Migrating from OpenAI to Ollama in Rails
For Rails applications already calling the OpenAI API via ruby-openai, migrating to Ollama is straightforward in most cases. Update the client initialisation to point at your Ollama endpoint, change the model names (from gpt-4o to llama3.2 or your preferred model), and test. Chat and embedding calls use identical method signatures — the response structure is the same OpenAI-compatible JSON. The areas that need attention: Ollama's model names do not map one-to-one with OpenAI model names, so prompts optimised for GPT-4o may need adjustment for a different model family; tool calling (function calling) support varies by model, so verify your chosen model supports it if you use tools; and image inputs require a vision-capable model like LLaVA or Gemma 3 rather than any model. Beyond these three areas, the migration is typically a configuration change, not a code change — which is the central practical value of Ollama's OpenAI-compatible API for Ruby teams.
Practical Starting Point
Add the gem, configure the client pointing at http://localhost:11434/v1, write the AiService class from this article, and call it from one controller action or background job. Evaluate the output quality on your actual use case with the model you have chosen — run 10–20 real examples through it and compare to your quality bar. If the quality is acceptable, expand the integration; if not, try a larger or different model before spending more time on the integration. The cost of evaluating local Ollama for your Rails application is under an hour, and the potential savings in API costs and privacy improvements make that hour one of the best-spent in any AI-integration project.

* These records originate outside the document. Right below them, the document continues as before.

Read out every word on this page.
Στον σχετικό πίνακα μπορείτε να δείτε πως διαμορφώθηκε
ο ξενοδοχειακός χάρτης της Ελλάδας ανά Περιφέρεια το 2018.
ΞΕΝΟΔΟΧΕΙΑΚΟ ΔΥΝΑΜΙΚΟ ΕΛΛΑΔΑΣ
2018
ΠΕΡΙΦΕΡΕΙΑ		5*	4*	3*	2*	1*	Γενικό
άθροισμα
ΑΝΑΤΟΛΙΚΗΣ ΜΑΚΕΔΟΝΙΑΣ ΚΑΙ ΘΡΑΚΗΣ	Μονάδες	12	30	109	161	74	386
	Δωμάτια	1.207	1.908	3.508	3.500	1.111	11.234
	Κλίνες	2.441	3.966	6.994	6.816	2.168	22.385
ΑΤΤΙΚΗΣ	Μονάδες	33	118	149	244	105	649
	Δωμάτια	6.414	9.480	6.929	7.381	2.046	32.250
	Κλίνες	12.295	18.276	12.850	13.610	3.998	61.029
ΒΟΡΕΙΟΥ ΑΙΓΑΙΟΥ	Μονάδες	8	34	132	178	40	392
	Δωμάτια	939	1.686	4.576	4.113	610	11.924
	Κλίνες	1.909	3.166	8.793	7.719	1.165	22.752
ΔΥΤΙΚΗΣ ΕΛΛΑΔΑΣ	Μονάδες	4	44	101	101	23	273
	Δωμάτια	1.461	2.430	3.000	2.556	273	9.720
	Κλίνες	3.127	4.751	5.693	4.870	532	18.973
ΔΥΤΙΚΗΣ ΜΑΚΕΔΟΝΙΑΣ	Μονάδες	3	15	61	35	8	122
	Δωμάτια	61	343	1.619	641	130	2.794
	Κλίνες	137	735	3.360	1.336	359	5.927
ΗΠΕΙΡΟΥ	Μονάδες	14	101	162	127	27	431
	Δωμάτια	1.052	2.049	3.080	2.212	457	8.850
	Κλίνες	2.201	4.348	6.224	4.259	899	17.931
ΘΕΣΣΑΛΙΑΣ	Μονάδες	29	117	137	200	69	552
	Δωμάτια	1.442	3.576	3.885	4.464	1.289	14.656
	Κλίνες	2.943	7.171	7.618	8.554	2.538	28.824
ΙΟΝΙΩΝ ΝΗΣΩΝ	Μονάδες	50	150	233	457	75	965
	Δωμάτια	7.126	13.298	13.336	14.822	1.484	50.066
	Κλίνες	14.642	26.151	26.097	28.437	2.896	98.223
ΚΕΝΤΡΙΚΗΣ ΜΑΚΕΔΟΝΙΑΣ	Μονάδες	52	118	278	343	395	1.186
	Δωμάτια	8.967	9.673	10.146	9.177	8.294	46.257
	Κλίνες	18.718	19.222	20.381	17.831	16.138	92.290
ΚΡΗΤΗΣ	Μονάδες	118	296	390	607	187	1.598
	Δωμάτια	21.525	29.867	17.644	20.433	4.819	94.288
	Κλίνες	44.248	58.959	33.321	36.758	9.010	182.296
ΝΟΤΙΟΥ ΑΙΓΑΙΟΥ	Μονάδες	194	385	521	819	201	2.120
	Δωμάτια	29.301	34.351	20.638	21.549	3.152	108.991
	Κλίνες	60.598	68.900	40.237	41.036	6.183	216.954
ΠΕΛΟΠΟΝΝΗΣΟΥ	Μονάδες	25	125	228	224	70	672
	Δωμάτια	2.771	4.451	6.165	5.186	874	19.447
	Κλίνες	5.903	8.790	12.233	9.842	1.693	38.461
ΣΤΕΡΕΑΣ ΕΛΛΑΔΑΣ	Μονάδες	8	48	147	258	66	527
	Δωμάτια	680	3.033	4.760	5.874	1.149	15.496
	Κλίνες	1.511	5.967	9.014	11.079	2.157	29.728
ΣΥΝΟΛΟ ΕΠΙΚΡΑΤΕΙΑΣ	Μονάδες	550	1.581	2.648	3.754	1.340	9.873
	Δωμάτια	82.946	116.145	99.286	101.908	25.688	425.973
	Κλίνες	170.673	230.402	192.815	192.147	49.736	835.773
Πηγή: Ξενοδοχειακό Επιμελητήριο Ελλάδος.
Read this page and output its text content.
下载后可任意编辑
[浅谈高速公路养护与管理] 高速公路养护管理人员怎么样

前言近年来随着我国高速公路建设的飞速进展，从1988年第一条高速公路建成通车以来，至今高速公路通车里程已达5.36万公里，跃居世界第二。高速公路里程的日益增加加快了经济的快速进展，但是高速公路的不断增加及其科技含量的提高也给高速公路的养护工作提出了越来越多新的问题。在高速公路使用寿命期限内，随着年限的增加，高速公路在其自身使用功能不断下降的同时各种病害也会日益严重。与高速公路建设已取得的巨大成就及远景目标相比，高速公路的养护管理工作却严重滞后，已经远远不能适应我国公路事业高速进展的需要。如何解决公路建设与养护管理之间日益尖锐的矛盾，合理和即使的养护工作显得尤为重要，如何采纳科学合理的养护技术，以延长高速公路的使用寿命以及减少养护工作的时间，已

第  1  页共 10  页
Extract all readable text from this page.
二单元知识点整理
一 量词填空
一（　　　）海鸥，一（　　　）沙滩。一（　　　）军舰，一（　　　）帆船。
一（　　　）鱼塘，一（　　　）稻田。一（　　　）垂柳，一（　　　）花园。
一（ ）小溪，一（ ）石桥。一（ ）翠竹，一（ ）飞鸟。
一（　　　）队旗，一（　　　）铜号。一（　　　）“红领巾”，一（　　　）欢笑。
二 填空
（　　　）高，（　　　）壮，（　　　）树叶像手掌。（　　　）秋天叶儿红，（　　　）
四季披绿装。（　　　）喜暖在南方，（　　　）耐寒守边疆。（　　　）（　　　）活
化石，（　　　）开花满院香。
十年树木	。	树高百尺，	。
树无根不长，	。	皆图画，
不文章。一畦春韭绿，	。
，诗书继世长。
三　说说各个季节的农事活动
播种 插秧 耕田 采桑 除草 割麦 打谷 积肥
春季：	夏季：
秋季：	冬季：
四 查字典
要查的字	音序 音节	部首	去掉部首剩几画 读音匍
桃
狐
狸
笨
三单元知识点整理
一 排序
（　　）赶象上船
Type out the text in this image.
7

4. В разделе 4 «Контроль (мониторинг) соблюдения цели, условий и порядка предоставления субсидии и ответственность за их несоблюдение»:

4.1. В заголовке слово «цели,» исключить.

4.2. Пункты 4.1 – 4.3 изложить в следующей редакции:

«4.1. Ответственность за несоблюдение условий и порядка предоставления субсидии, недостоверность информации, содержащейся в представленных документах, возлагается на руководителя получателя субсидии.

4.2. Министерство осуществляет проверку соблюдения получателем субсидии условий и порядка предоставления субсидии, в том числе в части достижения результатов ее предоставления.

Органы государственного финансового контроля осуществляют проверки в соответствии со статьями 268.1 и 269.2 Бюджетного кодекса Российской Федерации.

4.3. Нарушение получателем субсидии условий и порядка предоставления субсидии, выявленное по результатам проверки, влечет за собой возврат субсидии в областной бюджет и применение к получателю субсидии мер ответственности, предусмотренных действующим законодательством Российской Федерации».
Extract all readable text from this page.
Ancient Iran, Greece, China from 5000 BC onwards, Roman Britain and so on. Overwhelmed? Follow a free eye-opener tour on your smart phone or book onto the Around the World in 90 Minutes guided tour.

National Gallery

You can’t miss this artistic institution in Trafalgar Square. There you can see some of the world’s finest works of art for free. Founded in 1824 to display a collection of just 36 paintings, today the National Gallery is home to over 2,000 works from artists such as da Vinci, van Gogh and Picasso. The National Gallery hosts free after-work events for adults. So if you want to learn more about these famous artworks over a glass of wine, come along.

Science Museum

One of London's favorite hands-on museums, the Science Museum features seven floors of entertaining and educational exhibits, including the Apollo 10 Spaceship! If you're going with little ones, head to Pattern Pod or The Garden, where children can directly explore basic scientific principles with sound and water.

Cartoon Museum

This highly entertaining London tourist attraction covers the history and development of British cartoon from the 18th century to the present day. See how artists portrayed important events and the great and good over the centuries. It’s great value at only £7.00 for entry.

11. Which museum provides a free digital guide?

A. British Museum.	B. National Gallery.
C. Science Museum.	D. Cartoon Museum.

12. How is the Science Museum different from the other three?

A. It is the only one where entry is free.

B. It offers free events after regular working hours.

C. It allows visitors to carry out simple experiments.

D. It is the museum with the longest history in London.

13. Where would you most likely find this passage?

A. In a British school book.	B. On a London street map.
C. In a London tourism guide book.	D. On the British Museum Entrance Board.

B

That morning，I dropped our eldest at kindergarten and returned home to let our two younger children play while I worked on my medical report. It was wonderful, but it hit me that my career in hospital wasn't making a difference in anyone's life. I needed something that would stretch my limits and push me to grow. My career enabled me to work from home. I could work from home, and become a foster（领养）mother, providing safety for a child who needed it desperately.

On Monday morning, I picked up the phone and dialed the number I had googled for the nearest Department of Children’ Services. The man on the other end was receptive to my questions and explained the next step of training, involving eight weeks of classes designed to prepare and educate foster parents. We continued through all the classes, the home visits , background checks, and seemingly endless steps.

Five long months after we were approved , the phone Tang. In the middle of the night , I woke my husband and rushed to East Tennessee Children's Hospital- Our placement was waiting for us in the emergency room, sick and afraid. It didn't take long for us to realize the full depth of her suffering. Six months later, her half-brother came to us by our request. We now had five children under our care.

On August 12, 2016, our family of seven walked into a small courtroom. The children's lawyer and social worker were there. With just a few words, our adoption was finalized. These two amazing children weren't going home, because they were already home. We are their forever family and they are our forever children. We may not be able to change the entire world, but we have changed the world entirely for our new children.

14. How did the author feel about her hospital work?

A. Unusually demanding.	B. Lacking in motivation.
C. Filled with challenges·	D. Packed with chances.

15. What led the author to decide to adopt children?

A Note on Model Quality in Ruby Applications
The model you choose matters more than the integration library. A well-prompted llama3.2 7B handles most common Rails AI tasks — document classification, summarisation, simple Q&A — with quality that is good enough for production use in internal tools and non-critical customer features. For customer-facing features where quality is paramount, evaluate larger models (13B, 32B) or cloud models alongside the local option before committing to a production architecture. The ruby-openai gem makes this evaluation easy: switching between Ollama's llama3.2, a locally-hosted Qwen 32B, and OpenAI's GPT-4o requires only changing the model name and uri_base — your service object code is identical across all three. Run the same 20–30 representative examples through each option and let your quality requirements drive the choice rather than defaulting to either local or cloud — the evaluation cost is an hour, and the data you get from running real examples is far more informative than any benchmark or comparison article for your specific use case and your production requirements far better than any general comparison can — and the investment in evaluation is almost always returned within the first week of production usage through either cost savings, privacy improvements, or both — a straightforward return on a minimal upfront investment that every Ruby team working with AI should make before committing to any architecture decision about their AI backend.
The model-agnostic interface that ruby-openai provides is ultimately what makes local AI integration in Ruby so low-friction — you evaluate on Ollama, and if you ever need to switch to a cloud model for quality reasons, the gem handles it without touching your application code.
That shift from prototype to production without touching application code is the most practical advantage the library abstraction provides — and it compounds every time you add a new feature or scale a new model to a new use case.